Como indicado, no terceiro andar, ao final do corredor, à esquerda, há uma porta com uma plaqueta escrita “Vincent Levesque, PhD” pendurada nela. Destrancada, como prometido. O capitão faz pouca cerimônia antes de invadir o espaço — porque, por mais que tenha sido convidado, no momento em que pisa na sala, Gustave sente que não deveria estar ali. É como se as paredes em tons cremosos fossem se fechar ao seu redor a qualquer momento. Deve ser porque este é um lugar bizarramente limpo — não que bagunça fosse surpreendê-lo, considerando algumas das mesas pelas quais ele passa diariamente na delegacia, mas é limpo no sentido de vazio.
Há uma estante com vários livros empilhados, mas é uma das poucas coisas no local que dão a impressão de ser uma área regularmente frequentada. Também tem uma pintura pendurada em frente à escrivaninha, de algum tipo abstrato que ele obviamente não consegue interpretar. Em cima da mesa, deixaram uma pasta, umas folhas soltas e um Lego da Torre Eiffel que se parece mais com a Torre de Pisa. Pouco lixo, pouco material, pouca identidade. O cara deve carregar tudo com ele na bolsa. Imagine a situação das costas dele…
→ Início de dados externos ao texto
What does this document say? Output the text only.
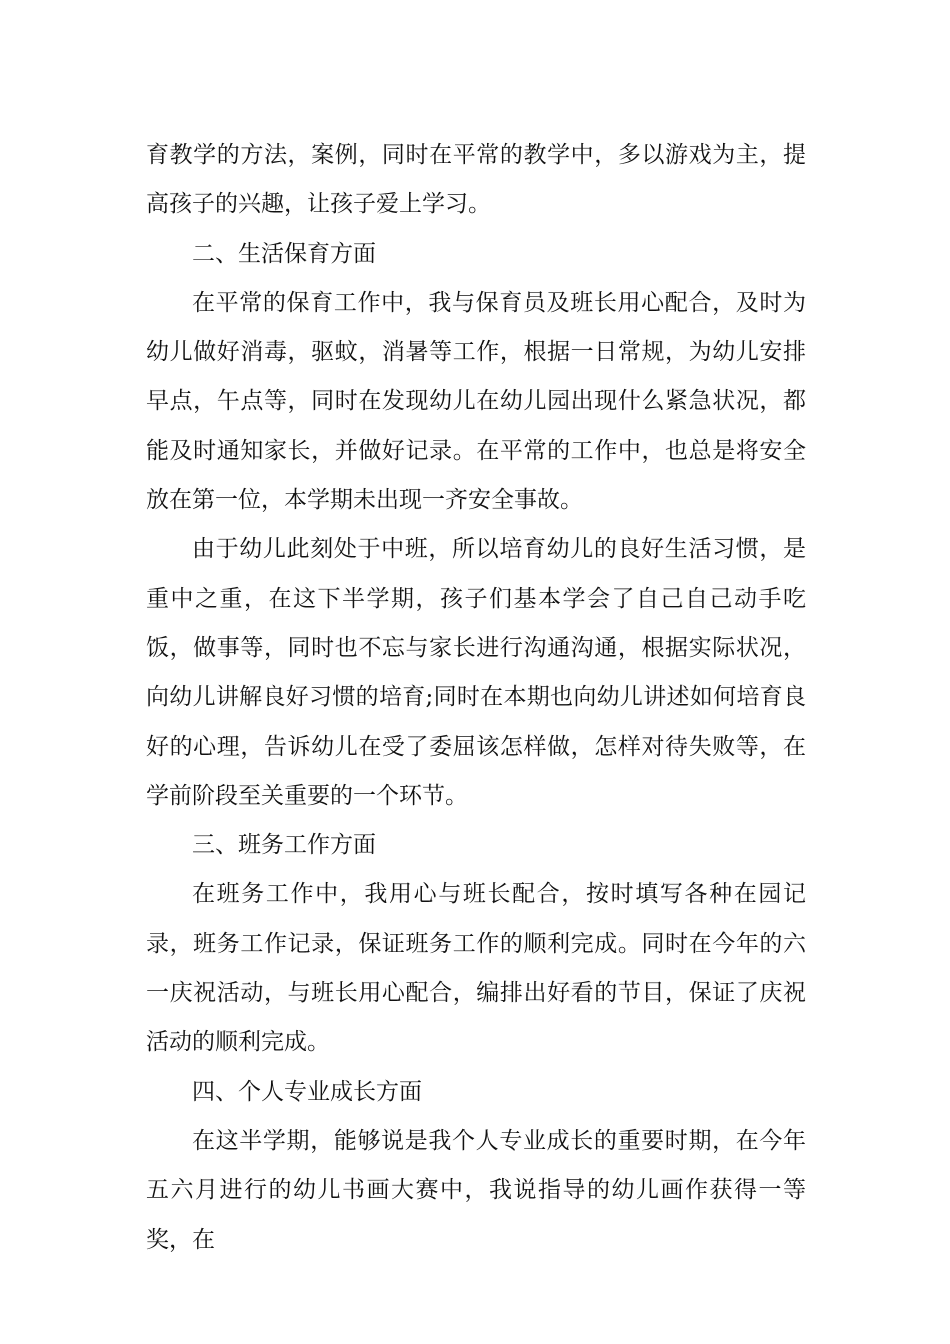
育教学的方法，案例，同时在平常的教学中，多以游戏为主，提高孩子的兴趣，让孩子爱上学习。

二、生活保育方面

在平常的保育工作中，我与保育员及班长用心配合，及时为幼儿做好消毒，驱蚊，消暑等工作，根据一日常规，为幼儿安排早点，午点等，同时在发现幼儿在幼儿园出现什么紧急状况，都能及时通知家长，并做好记录。在平常的工作中，也总是将安全放在第一位，本学期未出现一齐安全事故。

由于幼儿此刻处于中班，所以培育幼儿的良好生活习惯，是重中之重，在这下半学期，孩子们基本学会了自己自己动手吃饭，做事等，同时也不忘与家长进行沟通沟通，根据实际状况，向幼儿讲解良好习惯的培育;同时在本期也向幼儿讲述如何培育良好的心理，告诉幼儿在受了委屈该怎样做，怎样对待失败等，在学前阶段至关重要的一个环节。

三、班务工作方面

在班务工作中，我用心与班长配合，按时填写各种在园记录，班务工作记录，保证班务工作的顺利完成。同时在今年的六一庆祝活动，与班长用心配合，编排出好看的节目，保证了庆祝活动的顺利完成。

四、个人专业成长方面

在这半学期，能够说是我个人专业成长的重要时期，在今年五六月进行的幼儿书画大赛中，我说指导的幼儿画作获得一等奖，在
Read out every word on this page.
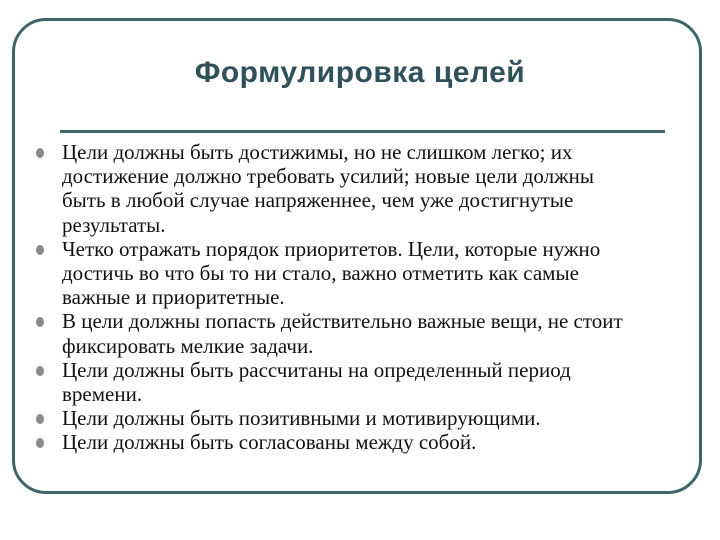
Формулировка целей
Цели должны быть достижимы, но не слишком легко; их
достижение должно требовать усилий; новые цели должны
быть в любой случае напряженнее, чем уже достигнутые
результаты.
Четко отражать порядок приоритетов. Цели, которые нужно
достичь во что бы то ни стало, важно отметить как самые
важные и приоритетные.
В цели должны попасть действительно важные вещи, не стоит
фиксировать мелкие задачи.
Цели должны быть рассчитаны на определенный период
времени.
Цели должны быть позитивными и мотивирующими.
Цели должны быть согласованы между собой.
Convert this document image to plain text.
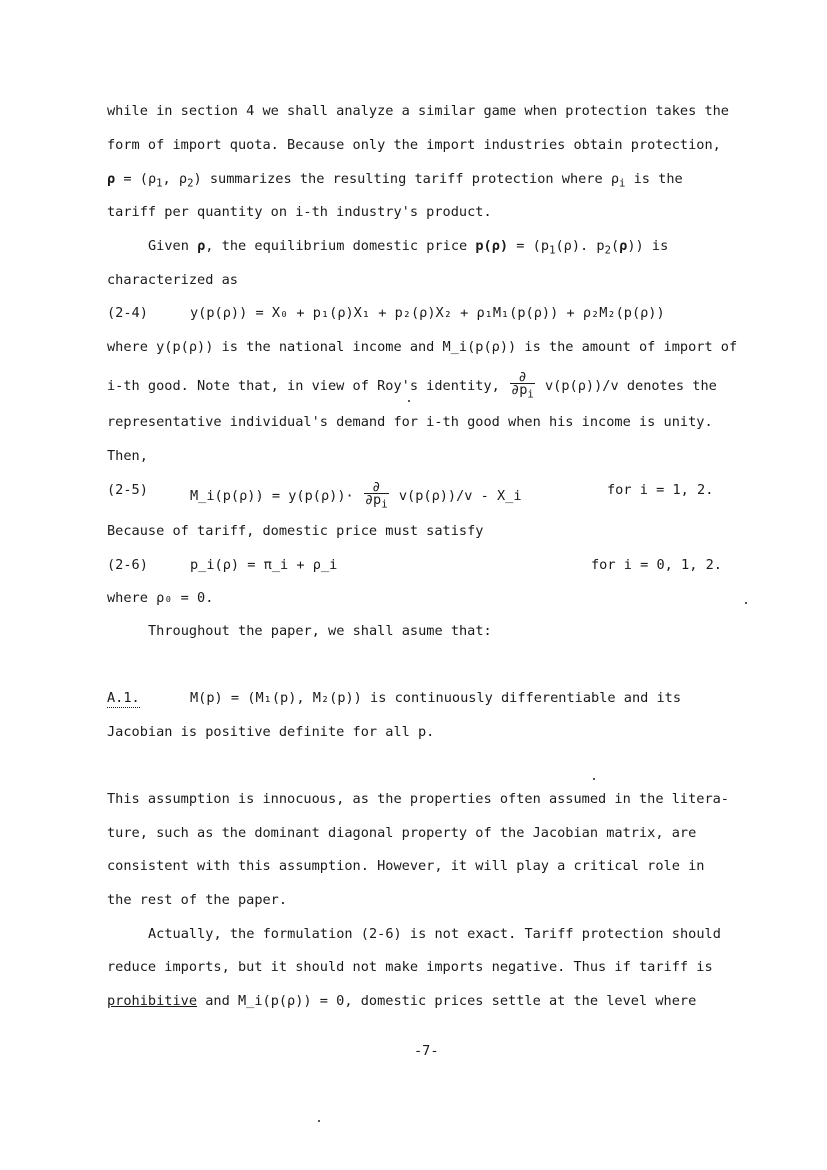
while in section 4 we shall analyze a similar game when protection takes the
form of import quota. Because only the import industries obtain protection,
$\rho = (\rho_1$, $\rho_2$) summarizes the resulting tariff protection where $\rho_i$ is the
tariff per quantity on i-th industry's product.
Given ρ, the equilibrium domestic price $p(\rho) = (p_1(\rho)$. $p_2(\rho)$) is
characterized as
(2-4)	y(p(ρ)) = X₀ + p₁(ρ)X₁ + p₂(ρ)X₂ + ρ₁M₁(p(ρ)) + ρ₂M₂(p(ρ))
where y(p(ρ)) is the national income and M_i(p(ρ)) is the amount of import of
i-th good. Note that, in view of Roy's identity, $\frac{\partial}{\partial p_i} v(p(\rho))/v$ denotes the
representative individual's demand for i-th good when his income is unity.
Then,
(2-5)	M_i(p(ρ)) = $y(p(\rho))\cdot \frac{\partial}{\partial p_i} v(p(\rho))/v$ - X_i	for i = 1, 2.
Because of tariff, domestic price must satisfy
(2-6)	p_i(ρ) = π_i + ρ_i	for i = 0, 1, 2.
where ρ₀ = 0.
Throughout the paper, we shall asume that:
A.1.	M(p) = (M₁(p), M₂(p)) is continuously differentiable and its
Jacobian is positive definite for all p.
This assumption is innocuous, as the properties often assumed in the litera-
ture, such as the dominant diagonal property of the Jacobian matrix, are
consistent with this assumption. However, it will play a critical role in
the rest of the paper.
Actually, the formulation (2-6) is not exact. Tariff protection should
reduce imports, but it should not make imports negative. Thus if tariff is
prohibitive and M_i(p(ρ)) = 0, domestic prices settle at the level where
-7-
Ao se aproximar e sentar em frente à mesa, Gustave percebe mais dois detalhes: um livro de capa dura e um porta-retrato da mesma cor que a madeira do móvel. Por precaução e hábito, olha na direção da porta antes de puxar a moldura para si, só para dar uma espiadinha. Trata-se de uma foto de família, claramente. No centro, temos um casal com duas crianças — um bebê no colo dela, uma menina abraçada na cintura dele. Há dois outros homens os cercando, um em cada ponta do grupo; o da direita é bem mais alto que o da esquerda. Todos sorriem grudadinhos para a câmera, formando um grupinho perfeitamente feliz. A imagem faz Gustave revirar os olhos antes de colocar o porta-retrato de volta no lugar.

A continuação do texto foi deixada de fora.